We cut loose the blazing vessel so she could swing out into the path of Kneehorn’s remaining boatly brace. With the smoke enhancing the foggy blur we rammed- almost intentionally into the Gilded Helmet, causing her to tip wildly oceanwards. It seemed for a moment as if she might recover her balance, but then I heard a cry from above – the sound of a Scotsman with wind in his kilt. Gaargh, twas Hamish McMuffin lendin’ his unenviable bulk to the bobbing craft. He swung across on a straining rope, his rolls of flab billowing like sails. His momentum flung him into the main mast which accepted him like a reed taking an elephant in the face. The Gilded Helmet sank beneath the waves.

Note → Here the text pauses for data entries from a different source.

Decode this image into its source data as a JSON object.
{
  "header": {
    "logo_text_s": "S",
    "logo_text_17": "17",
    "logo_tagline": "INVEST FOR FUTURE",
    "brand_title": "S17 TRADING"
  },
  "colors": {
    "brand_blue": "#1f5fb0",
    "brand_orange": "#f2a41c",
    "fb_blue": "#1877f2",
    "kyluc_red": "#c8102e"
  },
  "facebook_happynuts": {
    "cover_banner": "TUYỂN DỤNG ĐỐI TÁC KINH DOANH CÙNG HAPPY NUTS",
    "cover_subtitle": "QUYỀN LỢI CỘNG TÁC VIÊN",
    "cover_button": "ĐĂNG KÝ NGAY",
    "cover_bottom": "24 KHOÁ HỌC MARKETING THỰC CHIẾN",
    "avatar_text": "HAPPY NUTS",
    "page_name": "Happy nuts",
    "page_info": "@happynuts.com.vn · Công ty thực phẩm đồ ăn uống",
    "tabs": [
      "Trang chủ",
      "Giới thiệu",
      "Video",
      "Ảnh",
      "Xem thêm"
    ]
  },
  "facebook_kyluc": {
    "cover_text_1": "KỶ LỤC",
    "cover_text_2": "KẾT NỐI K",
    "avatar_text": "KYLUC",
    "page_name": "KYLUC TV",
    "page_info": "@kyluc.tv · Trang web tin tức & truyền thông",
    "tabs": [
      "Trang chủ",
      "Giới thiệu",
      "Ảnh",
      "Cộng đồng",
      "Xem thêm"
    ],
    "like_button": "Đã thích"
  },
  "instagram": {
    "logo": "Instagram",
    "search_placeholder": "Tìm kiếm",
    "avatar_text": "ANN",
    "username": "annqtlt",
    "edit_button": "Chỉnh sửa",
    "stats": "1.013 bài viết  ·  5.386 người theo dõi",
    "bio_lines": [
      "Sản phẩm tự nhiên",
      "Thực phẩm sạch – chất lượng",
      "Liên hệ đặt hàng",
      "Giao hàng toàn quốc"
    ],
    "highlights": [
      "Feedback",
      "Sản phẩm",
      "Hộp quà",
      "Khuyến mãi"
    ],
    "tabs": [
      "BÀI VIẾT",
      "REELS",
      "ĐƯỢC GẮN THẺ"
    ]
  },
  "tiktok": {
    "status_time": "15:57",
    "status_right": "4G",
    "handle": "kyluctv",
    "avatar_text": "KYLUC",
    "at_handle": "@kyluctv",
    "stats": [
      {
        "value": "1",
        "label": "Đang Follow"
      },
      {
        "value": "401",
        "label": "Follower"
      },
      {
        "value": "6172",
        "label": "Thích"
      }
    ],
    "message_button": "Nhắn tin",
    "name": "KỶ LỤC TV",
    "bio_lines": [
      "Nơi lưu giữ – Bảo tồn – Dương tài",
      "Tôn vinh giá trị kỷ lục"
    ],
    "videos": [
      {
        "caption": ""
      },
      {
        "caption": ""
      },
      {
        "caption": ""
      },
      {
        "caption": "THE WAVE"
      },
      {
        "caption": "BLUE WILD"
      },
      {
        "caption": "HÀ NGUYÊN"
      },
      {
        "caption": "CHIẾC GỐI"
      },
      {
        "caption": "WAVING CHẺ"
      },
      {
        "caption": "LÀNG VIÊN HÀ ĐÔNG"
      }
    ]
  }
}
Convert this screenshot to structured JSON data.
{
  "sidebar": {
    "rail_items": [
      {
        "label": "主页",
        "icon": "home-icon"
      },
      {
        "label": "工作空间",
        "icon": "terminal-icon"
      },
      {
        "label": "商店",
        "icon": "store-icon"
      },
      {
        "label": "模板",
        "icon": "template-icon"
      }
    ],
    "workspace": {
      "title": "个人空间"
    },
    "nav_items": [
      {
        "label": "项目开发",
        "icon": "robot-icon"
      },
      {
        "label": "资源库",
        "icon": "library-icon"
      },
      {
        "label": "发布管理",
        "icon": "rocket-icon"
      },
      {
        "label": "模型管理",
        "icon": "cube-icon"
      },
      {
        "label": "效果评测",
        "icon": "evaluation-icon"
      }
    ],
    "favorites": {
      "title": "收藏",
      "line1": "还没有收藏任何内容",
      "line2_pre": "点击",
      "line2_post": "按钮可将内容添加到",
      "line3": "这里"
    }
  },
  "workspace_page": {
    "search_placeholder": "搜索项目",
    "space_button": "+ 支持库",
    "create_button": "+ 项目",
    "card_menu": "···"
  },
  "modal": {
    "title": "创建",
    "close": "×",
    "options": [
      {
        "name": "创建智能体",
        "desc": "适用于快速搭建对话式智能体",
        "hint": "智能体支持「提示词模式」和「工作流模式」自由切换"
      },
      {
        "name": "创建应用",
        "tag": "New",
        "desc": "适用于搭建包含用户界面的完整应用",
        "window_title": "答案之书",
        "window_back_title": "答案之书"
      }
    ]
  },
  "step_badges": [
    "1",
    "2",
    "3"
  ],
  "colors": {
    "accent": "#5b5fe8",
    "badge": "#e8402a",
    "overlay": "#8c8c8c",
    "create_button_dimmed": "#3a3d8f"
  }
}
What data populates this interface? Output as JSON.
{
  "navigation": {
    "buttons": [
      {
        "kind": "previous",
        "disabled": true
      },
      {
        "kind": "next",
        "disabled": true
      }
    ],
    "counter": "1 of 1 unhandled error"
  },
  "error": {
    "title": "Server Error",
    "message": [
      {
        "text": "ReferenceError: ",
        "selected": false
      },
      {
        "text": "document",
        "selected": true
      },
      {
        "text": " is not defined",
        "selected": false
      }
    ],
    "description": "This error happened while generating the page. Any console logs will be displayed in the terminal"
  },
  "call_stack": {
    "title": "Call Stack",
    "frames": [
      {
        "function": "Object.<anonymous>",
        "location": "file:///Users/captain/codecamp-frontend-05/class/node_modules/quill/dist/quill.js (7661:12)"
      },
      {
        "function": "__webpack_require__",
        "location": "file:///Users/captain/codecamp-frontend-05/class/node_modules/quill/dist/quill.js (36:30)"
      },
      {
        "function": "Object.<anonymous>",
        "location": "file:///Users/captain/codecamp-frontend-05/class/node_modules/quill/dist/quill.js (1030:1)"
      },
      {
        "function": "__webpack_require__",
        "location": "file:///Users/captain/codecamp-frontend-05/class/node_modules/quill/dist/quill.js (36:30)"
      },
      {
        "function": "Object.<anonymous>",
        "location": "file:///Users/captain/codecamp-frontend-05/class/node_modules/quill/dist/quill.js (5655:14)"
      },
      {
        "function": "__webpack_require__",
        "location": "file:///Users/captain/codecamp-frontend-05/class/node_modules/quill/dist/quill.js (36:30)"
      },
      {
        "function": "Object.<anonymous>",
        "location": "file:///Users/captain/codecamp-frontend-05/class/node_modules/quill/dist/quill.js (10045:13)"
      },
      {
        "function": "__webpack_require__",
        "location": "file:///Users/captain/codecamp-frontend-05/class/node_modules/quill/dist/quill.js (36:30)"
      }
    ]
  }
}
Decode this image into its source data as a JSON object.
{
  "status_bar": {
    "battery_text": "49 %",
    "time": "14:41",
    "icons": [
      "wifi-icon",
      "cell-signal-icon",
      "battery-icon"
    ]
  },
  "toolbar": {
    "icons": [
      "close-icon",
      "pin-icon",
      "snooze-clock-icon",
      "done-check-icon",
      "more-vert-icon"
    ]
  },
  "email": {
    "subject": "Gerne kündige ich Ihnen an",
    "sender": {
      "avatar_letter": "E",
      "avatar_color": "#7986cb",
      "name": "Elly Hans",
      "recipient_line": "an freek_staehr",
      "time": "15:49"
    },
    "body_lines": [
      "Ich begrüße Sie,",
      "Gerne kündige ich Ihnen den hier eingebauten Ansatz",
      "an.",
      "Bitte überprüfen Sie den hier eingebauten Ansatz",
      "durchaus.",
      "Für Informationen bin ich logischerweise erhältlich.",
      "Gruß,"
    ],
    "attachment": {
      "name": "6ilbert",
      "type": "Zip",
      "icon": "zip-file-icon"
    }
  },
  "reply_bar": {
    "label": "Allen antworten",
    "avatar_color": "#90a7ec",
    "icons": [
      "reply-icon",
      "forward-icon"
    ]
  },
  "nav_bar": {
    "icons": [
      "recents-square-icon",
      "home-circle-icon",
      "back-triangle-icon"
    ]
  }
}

We reeled in Hamish, a task for three men and an ox. Sadly we lacked the beast so it took half a dozen. All men who should have been in the riggin’ to spin us windwards and away from our final foe: The Cutty Mutt. Aye, she was looking reluctant to engage us, havin’ watched her sister ships succumb to our superior wit, swordsmanship and obesity. And yet she could hardly return to Kneehorn with her mast betwixt her legs. Nervously she veered away from the bubbles that marked the Helmet’s passing. We snarled and snapped at her safe on the deck o’ The Grim Bastard, taunting ’em with our words and manly revelations. Twas clear we’d raised their ire for the ship turned sharply as if she’d pulled a hard-anchor to trick us.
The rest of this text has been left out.